Should you buy equity in small services businesses?
Healthy diversification, strong return profile
Over the last few years, we’ve been introducing cash-flowing alternative investments to our portfolio—real estate, small-business private equity, and credit.
Here’s why:
Our thesis is that—at least in the early days—Wilfront will have more cash lying around than we can confidently invest. And since our overall goal is to build torrents of cash flow, it’s natural that we would look for stable, medium-growth sources of cash flow from our portfolio!
By contrast, we are not investing in angel rounds, VC rounds, unprofitable companies of any kind, or any company that intends to have a burn rate in between fundraising rounds. If it doesn’t cash flow, it’s not a fit for us.
Private Portfolio Is Up 40% Annualized vs 17% for S&P500
This is the (actual, not hypothetical) value of one segment of our portfolio that is not invested in SaaS companies. Instead, it’s invested in a small handful of B2B marketing agencies and one private real estate fund. We do not actively manage these investments.

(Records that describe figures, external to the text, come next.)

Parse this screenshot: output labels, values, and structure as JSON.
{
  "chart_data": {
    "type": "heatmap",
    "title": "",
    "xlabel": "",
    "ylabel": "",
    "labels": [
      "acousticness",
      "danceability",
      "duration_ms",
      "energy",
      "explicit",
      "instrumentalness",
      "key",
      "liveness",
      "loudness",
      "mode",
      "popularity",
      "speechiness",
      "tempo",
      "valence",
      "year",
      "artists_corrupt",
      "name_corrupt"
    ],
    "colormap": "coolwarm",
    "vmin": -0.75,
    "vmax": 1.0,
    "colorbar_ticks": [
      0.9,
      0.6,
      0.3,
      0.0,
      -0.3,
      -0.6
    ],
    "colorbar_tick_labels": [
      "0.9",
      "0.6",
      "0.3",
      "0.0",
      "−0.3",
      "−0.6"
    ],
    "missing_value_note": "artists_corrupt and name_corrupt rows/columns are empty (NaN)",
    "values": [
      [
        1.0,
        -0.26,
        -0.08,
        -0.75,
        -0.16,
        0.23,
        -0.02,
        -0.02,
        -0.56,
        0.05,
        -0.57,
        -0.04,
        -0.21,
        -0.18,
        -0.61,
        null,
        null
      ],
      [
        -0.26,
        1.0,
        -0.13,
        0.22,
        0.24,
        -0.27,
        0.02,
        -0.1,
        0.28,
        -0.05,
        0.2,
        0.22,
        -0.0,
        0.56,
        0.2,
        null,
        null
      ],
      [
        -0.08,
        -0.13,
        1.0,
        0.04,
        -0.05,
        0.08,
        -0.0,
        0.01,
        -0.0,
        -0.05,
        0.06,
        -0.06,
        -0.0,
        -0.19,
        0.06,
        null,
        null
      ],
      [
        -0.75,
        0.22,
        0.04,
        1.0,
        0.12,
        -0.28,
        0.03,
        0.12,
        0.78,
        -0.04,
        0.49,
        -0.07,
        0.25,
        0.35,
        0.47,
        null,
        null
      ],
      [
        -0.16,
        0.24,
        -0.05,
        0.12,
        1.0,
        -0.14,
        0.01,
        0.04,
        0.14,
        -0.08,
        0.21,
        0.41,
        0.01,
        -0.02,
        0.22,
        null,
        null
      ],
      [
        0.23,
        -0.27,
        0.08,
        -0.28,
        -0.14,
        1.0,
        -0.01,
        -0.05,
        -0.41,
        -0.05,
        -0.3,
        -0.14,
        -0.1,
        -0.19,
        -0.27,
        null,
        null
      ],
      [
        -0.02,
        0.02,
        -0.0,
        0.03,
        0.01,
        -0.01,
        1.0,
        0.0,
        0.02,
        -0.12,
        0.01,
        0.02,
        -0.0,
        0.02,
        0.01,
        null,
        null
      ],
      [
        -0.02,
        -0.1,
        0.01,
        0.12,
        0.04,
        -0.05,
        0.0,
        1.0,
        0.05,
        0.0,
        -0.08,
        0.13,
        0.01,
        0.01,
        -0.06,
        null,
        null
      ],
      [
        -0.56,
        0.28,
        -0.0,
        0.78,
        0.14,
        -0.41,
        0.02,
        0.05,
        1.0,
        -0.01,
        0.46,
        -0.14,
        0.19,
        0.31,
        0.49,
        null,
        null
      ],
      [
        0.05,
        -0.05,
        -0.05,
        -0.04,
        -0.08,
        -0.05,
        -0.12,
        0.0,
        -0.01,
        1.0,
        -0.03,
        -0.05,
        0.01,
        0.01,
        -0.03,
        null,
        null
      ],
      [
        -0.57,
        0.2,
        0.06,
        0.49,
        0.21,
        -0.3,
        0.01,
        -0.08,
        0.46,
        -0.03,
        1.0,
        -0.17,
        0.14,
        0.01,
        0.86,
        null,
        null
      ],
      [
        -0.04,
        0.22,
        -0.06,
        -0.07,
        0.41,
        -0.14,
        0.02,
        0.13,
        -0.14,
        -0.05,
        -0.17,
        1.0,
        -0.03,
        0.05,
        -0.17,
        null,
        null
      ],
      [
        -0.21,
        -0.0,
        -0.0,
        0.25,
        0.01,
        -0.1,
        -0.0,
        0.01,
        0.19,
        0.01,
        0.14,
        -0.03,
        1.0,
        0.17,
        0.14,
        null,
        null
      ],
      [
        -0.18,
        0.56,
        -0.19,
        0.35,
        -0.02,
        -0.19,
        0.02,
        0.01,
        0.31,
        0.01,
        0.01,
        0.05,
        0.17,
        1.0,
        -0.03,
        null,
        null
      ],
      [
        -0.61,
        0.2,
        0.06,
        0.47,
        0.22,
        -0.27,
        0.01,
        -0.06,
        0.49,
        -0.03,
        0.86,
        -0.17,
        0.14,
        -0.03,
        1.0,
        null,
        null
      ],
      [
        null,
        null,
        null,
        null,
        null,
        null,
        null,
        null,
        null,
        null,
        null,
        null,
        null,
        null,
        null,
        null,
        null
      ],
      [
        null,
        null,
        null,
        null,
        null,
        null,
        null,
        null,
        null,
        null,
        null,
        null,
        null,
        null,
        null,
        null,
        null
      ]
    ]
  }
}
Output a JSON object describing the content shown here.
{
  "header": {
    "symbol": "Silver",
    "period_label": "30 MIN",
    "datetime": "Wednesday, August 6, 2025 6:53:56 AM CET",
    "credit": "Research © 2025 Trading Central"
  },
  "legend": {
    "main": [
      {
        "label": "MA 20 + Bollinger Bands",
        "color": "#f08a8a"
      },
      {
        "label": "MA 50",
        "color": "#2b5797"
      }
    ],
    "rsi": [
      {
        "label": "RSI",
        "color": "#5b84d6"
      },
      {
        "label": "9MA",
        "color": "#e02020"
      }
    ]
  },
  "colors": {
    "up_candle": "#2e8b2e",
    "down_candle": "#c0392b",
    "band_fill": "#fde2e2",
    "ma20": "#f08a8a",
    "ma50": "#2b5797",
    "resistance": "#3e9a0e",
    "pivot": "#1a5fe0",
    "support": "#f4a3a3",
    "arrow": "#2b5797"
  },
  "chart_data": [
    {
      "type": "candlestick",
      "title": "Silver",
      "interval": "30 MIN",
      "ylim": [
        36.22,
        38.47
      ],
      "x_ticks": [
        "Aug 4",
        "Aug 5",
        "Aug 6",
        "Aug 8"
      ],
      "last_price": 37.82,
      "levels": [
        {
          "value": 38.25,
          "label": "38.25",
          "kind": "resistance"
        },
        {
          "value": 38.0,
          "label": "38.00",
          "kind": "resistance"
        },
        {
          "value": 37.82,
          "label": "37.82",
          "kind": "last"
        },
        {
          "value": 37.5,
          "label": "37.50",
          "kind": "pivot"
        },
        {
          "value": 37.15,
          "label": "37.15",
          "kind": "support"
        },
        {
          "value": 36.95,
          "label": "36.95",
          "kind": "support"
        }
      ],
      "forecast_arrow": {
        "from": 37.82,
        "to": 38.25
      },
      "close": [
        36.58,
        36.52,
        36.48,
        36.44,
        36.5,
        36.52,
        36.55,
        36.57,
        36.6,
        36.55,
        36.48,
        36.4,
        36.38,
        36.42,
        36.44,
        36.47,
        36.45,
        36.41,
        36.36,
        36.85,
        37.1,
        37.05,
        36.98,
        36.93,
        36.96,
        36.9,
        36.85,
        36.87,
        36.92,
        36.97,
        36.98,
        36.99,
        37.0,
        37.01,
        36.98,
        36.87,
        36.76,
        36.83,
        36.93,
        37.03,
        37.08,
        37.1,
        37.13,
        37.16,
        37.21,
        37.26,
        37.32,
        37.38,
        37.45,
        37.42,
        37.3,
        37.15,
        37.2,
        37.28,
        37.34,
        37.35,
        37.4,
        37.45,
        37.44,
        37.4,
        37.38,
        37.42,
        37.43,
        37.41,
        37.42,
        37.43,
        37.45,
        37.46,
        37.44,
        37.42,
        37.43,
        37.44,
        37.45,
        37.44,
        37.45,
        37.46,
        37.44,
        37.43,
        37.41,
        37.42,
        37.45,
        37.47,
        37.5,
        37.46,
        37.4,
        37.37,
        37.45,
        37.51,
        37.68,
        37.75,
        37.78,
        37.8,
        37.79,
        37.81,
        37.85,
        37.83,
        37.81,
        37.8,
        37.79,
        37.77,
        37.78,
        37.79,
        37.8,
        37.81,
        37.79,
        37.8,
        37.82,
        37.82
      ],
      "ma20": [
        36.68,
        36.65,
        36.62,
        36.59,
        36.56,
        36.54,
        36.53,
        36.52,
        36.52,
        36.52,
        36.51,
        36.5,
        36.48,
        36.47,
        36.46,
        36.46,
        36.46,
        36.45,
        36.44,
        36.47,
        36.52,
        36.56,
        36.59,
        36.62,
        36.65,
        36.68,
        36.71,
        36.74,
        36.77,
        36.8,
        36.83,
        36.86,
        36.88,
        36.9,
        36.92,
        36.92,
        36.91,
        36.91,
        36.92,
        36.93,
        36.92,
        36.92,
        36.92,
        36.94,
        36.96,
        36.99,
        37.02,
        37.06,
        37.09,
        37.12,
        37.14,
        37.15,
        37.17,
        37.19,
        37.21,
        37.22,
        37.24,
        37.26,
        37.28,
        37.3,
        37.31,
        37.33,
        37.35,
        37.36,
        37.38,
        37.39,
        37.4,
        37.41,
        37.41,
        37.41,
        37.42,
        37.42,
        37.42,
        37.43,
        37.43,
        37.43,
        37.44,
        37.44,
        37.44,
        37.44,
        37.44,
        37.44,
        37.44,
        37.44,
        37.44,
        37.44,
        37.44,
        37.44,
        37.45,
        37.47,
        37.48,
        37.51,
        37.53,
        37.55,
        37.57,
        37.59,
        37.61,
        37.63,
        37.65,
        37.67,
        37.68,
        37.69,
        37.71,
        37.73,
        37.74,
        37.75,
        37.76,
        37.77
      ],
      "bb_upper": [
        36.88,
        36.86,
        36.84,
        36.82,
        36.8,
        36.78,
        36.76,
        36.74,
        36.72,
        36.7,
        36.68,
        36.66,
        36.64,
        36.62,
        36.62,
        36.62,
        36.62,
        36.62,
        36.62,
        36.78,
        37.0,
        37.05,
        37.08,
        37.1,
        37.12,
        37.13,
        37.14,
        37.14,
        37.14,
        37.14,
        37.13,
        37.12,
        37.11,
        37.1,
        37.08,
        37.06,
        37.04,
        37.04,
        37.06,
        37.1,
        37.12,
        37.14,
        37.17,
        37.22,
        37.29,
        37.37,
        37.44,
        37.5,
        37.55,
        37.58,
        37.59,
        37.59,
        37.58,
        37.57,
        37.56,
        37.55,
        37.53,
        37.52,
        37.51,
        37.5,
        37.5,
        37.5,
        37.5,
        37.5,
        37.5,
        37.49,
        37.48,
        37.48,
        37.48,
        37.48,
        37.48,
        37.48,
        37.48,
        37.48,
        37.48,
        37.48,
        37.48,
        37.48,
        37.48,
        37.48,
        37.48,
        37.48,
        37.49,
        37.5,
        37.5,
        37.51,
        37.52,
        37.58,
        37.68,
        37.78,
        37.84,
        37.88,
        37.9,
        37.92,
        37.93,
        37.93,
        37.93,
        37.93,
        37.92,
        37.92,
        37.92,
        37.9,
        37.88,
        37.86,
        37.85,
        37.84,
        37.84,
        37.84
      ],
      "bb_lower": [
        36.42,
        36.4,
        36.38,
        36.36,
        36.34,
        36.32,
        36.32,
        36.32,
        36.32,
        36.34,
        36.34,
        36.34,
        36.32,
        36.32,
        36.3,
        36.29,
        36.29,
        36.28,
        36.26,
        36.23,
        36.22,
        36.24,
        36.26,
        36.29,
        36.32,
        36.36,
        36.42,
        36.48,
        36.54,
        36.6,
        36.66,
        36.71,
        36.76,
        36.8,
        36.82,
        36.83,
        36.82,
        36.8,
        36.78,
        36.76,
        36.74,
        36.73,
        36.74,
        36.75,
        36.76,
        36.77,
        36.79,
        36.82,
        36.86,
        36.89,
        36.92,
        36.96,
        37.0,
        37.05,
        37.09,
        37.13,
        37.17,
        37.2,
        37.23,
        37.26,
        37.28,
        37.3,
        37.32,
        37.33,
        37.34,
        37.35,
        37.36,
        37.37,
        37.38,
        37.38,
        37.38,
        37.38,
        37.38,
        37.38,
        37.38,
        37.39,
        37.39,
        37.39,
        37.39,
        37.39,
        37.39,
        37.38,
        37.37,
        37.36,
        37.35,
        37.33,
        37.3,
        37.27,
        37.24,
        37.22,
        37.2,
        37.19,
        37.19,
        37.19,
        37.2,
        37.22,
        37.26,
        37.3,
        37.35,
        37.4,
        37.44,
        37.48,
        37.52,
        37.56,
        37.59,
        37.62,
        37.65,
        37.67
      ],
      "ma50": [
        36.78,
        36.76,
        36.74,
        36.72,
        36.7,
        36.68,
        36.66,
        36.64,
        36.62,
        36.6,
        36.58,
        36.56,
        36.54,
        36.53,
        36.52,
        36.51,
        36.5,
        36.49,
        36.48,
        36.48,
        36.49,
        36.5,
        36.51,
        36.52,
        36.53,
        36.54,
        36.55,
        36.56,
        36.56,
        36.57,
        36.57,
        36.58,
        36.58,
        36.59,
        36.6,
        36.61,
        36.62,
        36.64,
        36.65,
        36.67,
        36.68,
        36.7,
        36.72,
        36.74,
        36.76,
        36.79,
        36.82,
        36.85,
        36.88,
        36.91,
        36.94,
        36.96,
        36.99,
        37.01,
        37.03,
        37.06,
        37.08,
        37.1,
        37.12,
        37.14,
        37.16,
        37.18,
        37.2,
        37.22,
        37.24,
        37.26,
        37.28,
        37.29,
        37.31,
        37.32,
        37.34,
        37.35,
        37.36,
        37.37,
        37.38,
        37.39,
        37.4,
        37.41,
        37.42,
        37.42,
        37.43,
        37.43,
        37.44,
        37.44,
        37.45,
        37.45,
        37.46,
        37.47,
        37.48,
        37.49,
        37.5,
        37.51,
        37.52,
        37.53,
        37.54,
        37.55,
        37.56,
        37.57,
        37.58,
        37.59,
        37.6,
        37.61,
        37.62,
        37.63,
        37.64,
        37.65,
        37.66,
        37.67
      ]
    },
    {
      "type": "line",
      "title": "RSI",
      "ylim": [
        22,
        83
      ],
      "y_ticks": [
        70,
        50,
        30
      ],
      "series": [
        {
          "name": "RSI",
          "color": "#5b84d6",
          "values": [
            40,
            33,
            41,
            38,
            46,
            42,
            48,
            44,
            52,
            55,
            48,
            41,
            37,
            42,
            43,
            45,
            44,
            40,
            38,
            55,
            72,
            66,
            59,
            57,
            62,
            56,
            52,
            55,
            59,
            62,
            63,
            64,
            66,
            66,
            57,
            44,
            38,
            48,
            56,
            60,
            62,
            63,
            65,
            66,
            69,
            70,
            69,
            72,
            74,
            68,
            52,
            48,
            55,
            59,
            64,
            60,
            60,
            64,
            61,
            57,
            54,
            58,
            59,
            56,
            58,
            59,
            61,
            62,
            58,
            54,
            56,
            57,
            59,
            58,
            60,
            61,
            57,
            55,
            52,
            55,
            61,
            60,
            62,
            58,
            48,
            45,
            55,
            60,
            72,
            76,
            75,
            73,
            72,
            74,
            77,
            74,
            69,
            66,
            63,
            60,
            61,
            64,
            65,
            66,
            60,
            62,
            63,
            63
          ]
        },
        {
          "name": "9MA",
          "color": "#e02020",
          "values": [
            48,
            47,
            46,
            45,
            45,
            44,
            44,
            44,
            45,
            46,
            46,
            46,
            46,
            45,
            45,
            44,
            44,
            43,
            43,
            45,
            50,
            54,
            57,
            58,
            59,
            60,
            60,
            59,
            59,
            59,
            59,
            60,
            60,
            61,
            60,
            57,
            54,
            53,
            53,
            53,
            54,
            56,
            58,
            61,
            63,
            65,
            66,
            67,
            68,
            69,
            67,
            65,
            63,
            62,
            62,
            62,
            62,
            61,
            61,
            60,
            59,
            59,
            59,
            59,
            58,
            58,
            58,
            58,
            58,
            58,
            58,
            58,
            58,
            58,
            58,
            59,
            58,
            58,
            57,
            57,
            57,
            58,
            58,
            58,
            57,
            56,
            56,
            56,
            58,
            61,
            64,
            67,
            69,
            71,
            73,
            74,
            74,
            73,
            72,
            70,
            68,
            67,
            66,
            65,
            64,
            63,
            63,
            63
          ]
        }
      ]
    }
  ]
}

I didn’t even cherry-pick the time period on the comparison, either. This has been a solid period for the United States stock market, despite a temporary dip in Spring 2025.
Unfortunately, You Can’t Just Template This Portfolio
With returns like these and healthy monthly distributions of capital, this “⅓ Real Estate, ⅔ Marketing Agency” portfolio might seem almost perfect.
Well… it is great, but it’s challenging to scale.
If we wanted to scale this, to do it as an investor-backed fund (which we are not and don’t intend to ever be), we’d have to change a lot:
We’d need a LOT more deal flow
We’d need to build a diligence team
We’d need more legal support
We’d need to raise money
We’d need an investor relations department
So we are unlikely to pursue this marketing agency investment model at a significant scale, because we don’t want to do those things (yet).
To be clear, we’re absolutely interested in investing in more B2B companies, including both SaaS and agencies—but investing is not going to be our primary focus. In other words, we can’t become a fund per se.
You just can’t template this stuff. You can’t look at the initial investments we’ve made (not just in this portfolio segment but as a whole) and say, “Great, let’s 10X it”. Not without a serious change in focus.
With each private investment we make, we’ve built a relationship already with the team running the actual company. We have a unique thesis about how our investment partnership (not just capital, but also coaching) will help the company grow.
Can you replicate this?
You might be thinking, “well, if I can’t replicate what you’re doing, what good is this?” Fair, but even if you can’t copy and paste exactly what we’ve done, you can do your own version.
Could you invest a modest amount ($5k, $15k, $25k, $50k, $100k, depending on what that means to you and the company you’re investing in) in someone else’s venture? Did you spend time working in restaurants 10 years ago, and now you have the opportunity to invest in, say, an accounting firm serving restaurants where your friend is becoming a partner soon?
Or let’s say you’re working full-time (with more money than spare development capacity) and your friend is looking for an investor and a second set of eyes for their small SaaS. Maybe they have a pretty straightforward growth playbook that they’d only feel comfortable investing in with just a bit more cash in the bank than they have now, for personal or family financial reasons.
Yet another example might be to become the Fractional CTO of a non-technical services company, one that has a clear idea for a SaaS they want to go to market with. One that you understand and believe in. And you could build it on nights and weekends, in between your day job. Instead of taking cash, you take partnership equity in the business’s LLC structure, valued at a multiple of 3.5X the prior twelve months’ cash flow.
The overall concept is: when you’re investing in an earlier-stage company, the valuation multiples are much lower relative to public markets; but, if you’re familiar with the owner(s) and the industry, you might be okay with or even prefer the increased risk and reward of this investment style, compared to the S&P500.
The challenge for you is to reflect on your relationships more broadly and to be open to the idea of investing in a small business where you can become a partner and positively influence its growth, rather than purely thinking about traditional investments OR venture-style angel investing, with nothing in between. What we’re doing falls into the “in between” category.
How This Fits Our Cash Flow Thesis
At Wildfront, we’re primarily interested in cash-flowing assets. Whether we own and operate them ourselves or invest in companies owned by others. While we appreciate the venture capital industry for bringing a lot of money to the tech industry, and for funding plenty of big bets, each with a low probability of enormous returns… that’s just not our hustle.
So you won’t catch us writing a check in the next hot angel round. And we’re still primarily starting, acquiring, and operating our own products (rather than being full-time investors). But we ARE interested in investing in both SaaS companies and B2B services companies that are profitable and plan to stay so.
Our strategy is to place capital in places where returns can be moderately above the S&P 500 (40-70% per year), but not crazily above it (trying to 200X an initial investment, say).
And then, we sit back and let compounding work its magic.